Dans un sens plus large, les moyens sont également entendus comme la marge de manœuvre des institutions. Celles-ci ont leur mot à dire dans la définition des modalités de visites ; elles occupent une position privilégiée pour évaluer les possibilités de retour et formuler des propositions au mandant. Un SPF souligne que les visites et les retours ayant principalement lieu le week-end, il serait utile que les mandants soient joignables afin de répondre à des questions urgentes.

Un mandant encourage les institutions présentes à prendre des initiatives et faire des propositions. Certaines institutions adhèrent à cette idée tout en précisant que chaque petite chose prend du temps et que beaucoup d’initiatives n’aboutissent pas, ce qui décourage les familles et les institutions.

Le maintien du lien renvoie à la notion de ‘risques mesurés’ pris par les professionnels avec les familles. Un mandant donne l’exemple d’une famille sur le point d’être expulsée de son logement à laquelle le CPAS a proposé un hébergement en maison maternelle nécessitant de séparer le couple ; celui-ci ayant refusé cette séparation, la famille a été accusée de mettre ses enfants en danger.

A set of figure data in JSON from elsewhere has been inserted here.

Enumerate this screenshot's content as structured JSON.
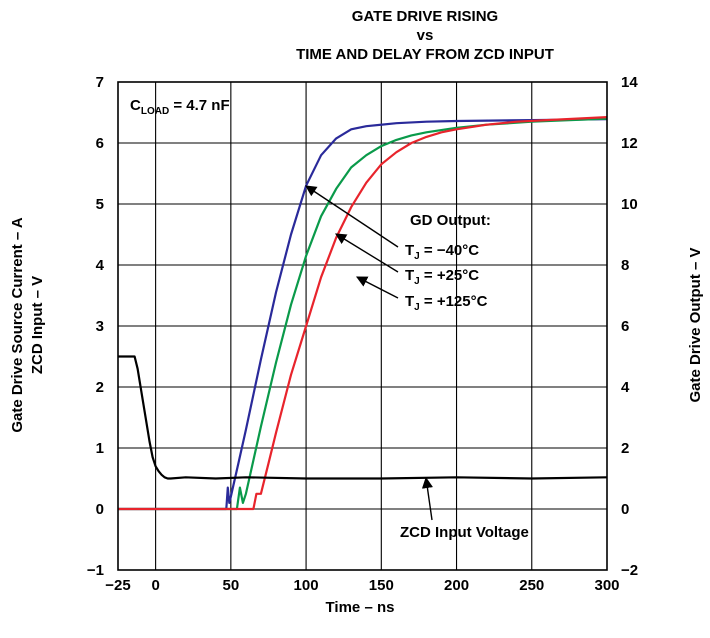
{
  "chart_data": {
    "type": "line",
    "title_lines": [
      "GATE DRIVE RISING",
      "vs",
      "TIME AND DELAY FROM ZCD INPUT"
    ],
    "xlabel": "Time – ns",
    "ylabel_left_lines": [
      "Gate Drive Source Current – A",
      "ZCD Input – V"
    ],
    "ylabel_right": "Gate Drive Output – V",
    "xlim": [
      -25,
      300
    ],
    "ylim_left": [
      -1,
      7
    ],
    "ylim_right": [
      -2,
      14
    ],
    "x_ticks": [
      -25,
      0,
      50,
      100,
      150,
      200,
      250,
      300
    ],
    "x_tick_labels": [
      "−25",
      "0",
      "50",
      "100",
      "150",
      "200",
      "250",
      "300"
    ],
    "y_left_ticks": [
      -1,
      0,
      1,
      2,
      3,
      4,
      5,
      6,
      7
    ],
    "y_left_tick_labels": [
      "−1",
      "0",
      "1",
      "2",
      "3",
      "4",
      "5",
      "6",
      "7"
    ],
    "y_right_ticks": [
      -2,
      0,
      2,
      4,
      6,
      8,
      10,
      12,
      14
    ],
    "y_right_tick_labels": [
      "−2",
      "0",
      "2",
      "4",
      "6",
      "8",
      "10",
      "12",
      "14"
    ],
    "grid": true,
    "annotation": {
      "main": "C",
      "sub": "LOAD",
      "rest": " = 4.7 nF"
    },
    "legend_header": "GD Output:",
    "series": [
      {
        "name": "T_J = −40°C",
        "label_main": "T",
        "label_sub": "J",
        "label_rest": " = −40°C",
        "axis": "right",
        "color": "#2a2a9a",
        "x": [
          -25,
          47,
          48,
          49,
          50,
          55,
          60,
          70,
          80,
          90,
          100,
          110,
          120,
          130,
          140,
          160,
          180,
          200,
          250,
          300
        ],
        "y": [
          0,
          0,
          0.7,
          0.2,
          0.4,
          1.5,
          2.6,
          4.9,
          7.1,
          9.0,
          10.6,
          11.6,
          12.15,
          12.45,
          12.55,
          12.65,
          12.7,
          12.72,
          12.75,
          12.78
        ]
      },
      {
        "name": "T_J = +25°C",
        "label_main": "T",
        "label_sub": "J",
        "label_rest": " = +25°C",
        "axis": "right",
        "color": "#0a9a4a",
        "x": [
          -25,
          54,
          56,
          58,
          60,
          65,
          70,
          80,
          90,
          100,
          110,
          120,
          130,
          140,
          150,
          160,
          170,
          180,
          200,
          220,
          250,
          300
        ],
        "y": [
          0,
          0,
          0.7,
          0.2,
          0.5,
          1.6,
          2.7,
          4.8,
          6.7,
          8.3,
          9.6,
          10.5,
          11.2,
          11.6,
          11.9,
          12.1,
          12.25,
          12.35,
          12.5,
          12.6,
          12.7,
          12.8
        ]
      },
      {
        "name": "T_J = +125°C",
        "label_main": "T",
        "label_sub": "J",
        "label_rest": " = +125°C",
        "axis": "right",
        "color": "#e8242c",
        "x": [
          -25,
          65,
          67,
          70,
          75,
          80,
          90,
          100,
          110,
          120,
          130,
          140,
          150,
          160,
          170,
          180,
          190,
          200,
          220,
          240,
          260,
          280,
          300
        ],
        "y": [
          0,
          0,
          0.5,
          0.5,
          1.5,
          2.5,
          4.4,
          6.0,
          7.6,
          8.9,
          9.9,
          10.7,
          11.3,
          11.7,
          12.0,
          12.2,
          12.35,
          12.45,
          12.6,
          12.7,
          12.75,
          12.8,
          12.85
        ]
      },
      {
        "name": "ZCD Input Voltage",
        "axis": "left",
        "color": "#000000",
        "x": [
          -25,
          -14,
          -12,
          -10,
          -8,
          -6,
          -4,
          -2,
          0,
          2,
          4,
          6,
          8,
          10,
          20,
          40,
          60,
          100,
          150,
          200,
          250,
          300
        ],
        "y": [
          2.5,
          2.5,
          2.3,
          2.0,
          1.7,
          1.4,
          1.1,
          0.85,
          0.7,
          0.62,
          0.56,
          0.52,
          0.5,
          0.5,
          0.52,
          0.5,
          0.52,
          0.5,
          0.5,
          0.52,
          0.5,
          0.52
        ]
      }
    ]
  }
}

Des participants précisent que l’éducation d’un enfant comprend toujours des risques. Un parent d’accueil illustre l’idée de ‘risque mesuré’ en donnant un exemple : apprendre à un enfant à rouler à vélo comprend toujours un risque, ce risque est ‘mesuré’

lorsqu’on lui apprend à rouler à vélo dans le bois de la Cambre, le risque n’est pas mesuré si cet apprentissage se fait sur un boulevard du centre-ville. Dans la question qui nous occupe, le maintien du lien, il est naturellement moins aisé d’évaluer le risque.

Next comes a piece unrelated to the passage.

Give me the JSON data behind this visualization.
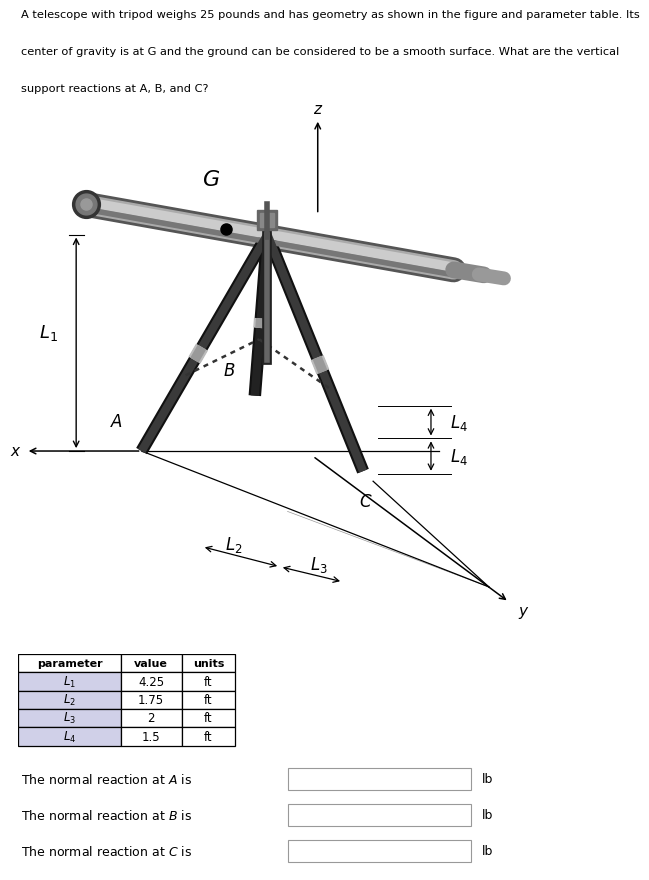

Pour plusieurs participants, il n’est pas possible de travailler vers un mieux sans tester des choses, donc prendre un minimum de risques. Les professionnels et les familles rappellent qu’ils engagent tous leur responsabilité. Selon plusieurs professionnels, il est plus confortable de ne rien tenter plutôt que d’essayer des choses, d’autant que la presse relaie rapidement le moindre incident32 .

Place disponible

Les moyens comprennent également la place disponible dans l’institution, c'est-à-dire la capacité d’accueil mais aussi les locaux pour les rencontres entre parents et enfants. Une institution évoque la ‘pression à l’occupation’ qui empêche de garder des places disponibles pour l’accueil d’une fratrie. Une autre institution ajoute qu’elle accueille des jeunes ayant jusqu’à huit frères et sœurs.

32 Dans le même sens, voir De Schutter, Olivier (1999). op.cit. p. 448.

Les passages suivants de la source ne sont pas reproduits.